Page:Aimard - Les Aventuriers, 1891.djvu/58

Le texte de cette page a été corrigé et est conforme au fac-similé.

— Que personne ne me suive ! cria le capitaine en s’élançant à terre.

Mais Michel ne tint aucun compte de cet ordre et, au risque de ce qui pouvait lui arriver, il se mit à la poursuite du comte, qu’il ne voulut pas abandonner dans l’état affreux où il le voyait.

Bien lui en prit, car lorsqu’il atteignit la maison habitée par doña Clara, il vit le jeune homme étendu sans connaissance à terre.

La maison était déserte, doña Clara avait disparu.

Le matelot chargea son capitaine sur ses épaules et regagna l’embarcation, où il l’installa du mieux qu’il put dans la chambre d’arrière.

— Où allons-nous ? demanda le patron.

— À la frégate française et vivement, répondit Michel.

Lorsque l’embarcation eut accosté le long du bord de la frégate, Michel paya au patron la récompense promise, puis, aidé par quelques hommes de l’équipage, il fit transporter le capitaine dans sa chambre.
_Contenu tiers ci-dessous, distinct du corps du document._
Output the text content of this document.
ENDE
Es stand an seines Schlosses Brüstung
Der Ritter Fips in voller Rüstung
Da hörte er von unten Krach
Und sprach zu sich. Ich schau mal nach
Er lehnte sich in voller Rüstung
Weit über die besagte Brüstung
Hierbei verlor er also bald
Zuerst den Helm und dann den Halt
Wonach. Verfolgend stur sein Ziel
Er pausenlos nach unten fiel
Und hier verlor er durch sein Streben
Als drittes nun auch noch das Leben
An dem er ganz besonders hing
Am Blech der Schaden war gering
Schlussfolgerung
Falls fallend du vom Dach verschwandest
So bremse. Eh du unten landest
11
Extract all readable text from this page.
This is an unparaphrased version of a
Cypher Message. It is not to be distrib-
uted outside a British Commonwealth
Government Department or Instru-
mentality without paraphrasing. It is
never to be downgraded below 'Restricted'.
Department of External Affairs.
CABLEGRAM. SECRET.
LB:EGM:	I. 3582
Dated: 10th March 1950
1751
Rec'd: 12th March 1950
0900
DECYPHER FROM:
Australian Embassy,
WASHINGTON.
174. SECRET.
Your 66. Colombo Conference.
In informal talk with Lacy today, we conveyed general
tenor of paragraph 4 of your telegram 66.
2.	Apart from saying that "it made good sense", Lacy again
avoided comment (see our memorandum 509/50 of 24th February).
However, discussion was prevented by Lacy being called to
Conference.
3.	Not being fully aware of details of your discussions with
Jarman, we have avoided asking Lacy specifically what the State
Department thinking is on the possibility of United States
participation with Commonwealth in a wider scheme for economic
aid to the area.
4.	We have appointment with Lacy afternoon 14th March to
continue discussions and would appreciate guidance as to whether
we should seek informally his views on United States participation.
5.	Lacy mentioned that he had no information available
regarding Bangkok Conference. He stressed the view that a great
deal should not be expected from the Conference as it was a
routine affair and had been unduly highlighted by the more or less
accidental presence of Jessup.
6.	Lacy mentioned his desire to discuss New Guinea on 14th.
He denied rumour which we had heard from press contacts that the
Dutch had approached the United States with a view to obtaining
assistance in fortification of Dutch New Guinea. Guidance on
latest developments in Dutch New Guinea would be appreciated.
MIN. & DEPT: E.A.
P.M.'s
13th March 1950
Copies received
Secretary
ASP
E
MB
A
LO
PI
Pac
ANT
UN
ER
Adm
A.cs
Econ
Comme il fallait, avant tout, garder le secret du comte et éviter d’éveiller les soupçons, le matelot, dans son rapport au commandant en second, mit sur le compte d’une chute violente de cheval l’état dans lequel se trouvait le capitaine, puis, après avoir fait signe à Vent-en-Panne de le suivre, il redescendit dans la chambre.

M. de Barmont était toujours immobile comme s’il fût mort, le chirurgien en chef de la frégate lui prodiguait en vain les soins les plus empressés, sans parvenir à réveiller la vie, qui semblait avoir fui pour toujours.

— Éloignez vos aides ; Vent-en-Panne et moi nous suffirons, major, dit Michel au docteur, en lui faisant un signe d’intelligence.

Le chirurgien comprit et congédia les infirmiers ; lorsque la porte se fut refermée sur eux, le matelot attira le docteur dans un poste à canon, et lui parlant à voix basse à l’oreille de façon à être à peine entendu de lui :

— Major, lui dit-il, le commandant vient d’éprouver une grande douleur qui a déterminé la crise terrible qu’il subit en ce moment ; je vous confie ça à vous, major, parce qu’un médecin c’est comme un confesseur.

— Va, mon gars, tu peux être tranquille, répondit le chirurgien, le secret du commandant est tombé dans des oreilles sûres.

— J’en suis convaincu, major ; il faut que pour l’état-major et l’équipage le commandant ait fait une chute de cheval, vous comprenez ; je l’ai déjà dit au lieutenant en lui faisant mon rapport.

— Très bien ! je corroborerai ton dire, mon garçon.

— Merci, major ; maintenant j’ai encore une autre chose à vous demander.

— Parle.

— Il faut que vous obteniez du lieutenant que personne autre de l’équipage que Vent-en-Panne et moi nous soignions le commandant ; voyez-vous, major, nous sommes de vieux matelots à lui, il peut tout dire devant nous sans se gêner, et puis ça lui fera plaisir de nous savoir là auprès de lui ; obtiendrez-vous ça du lieutenant, major ?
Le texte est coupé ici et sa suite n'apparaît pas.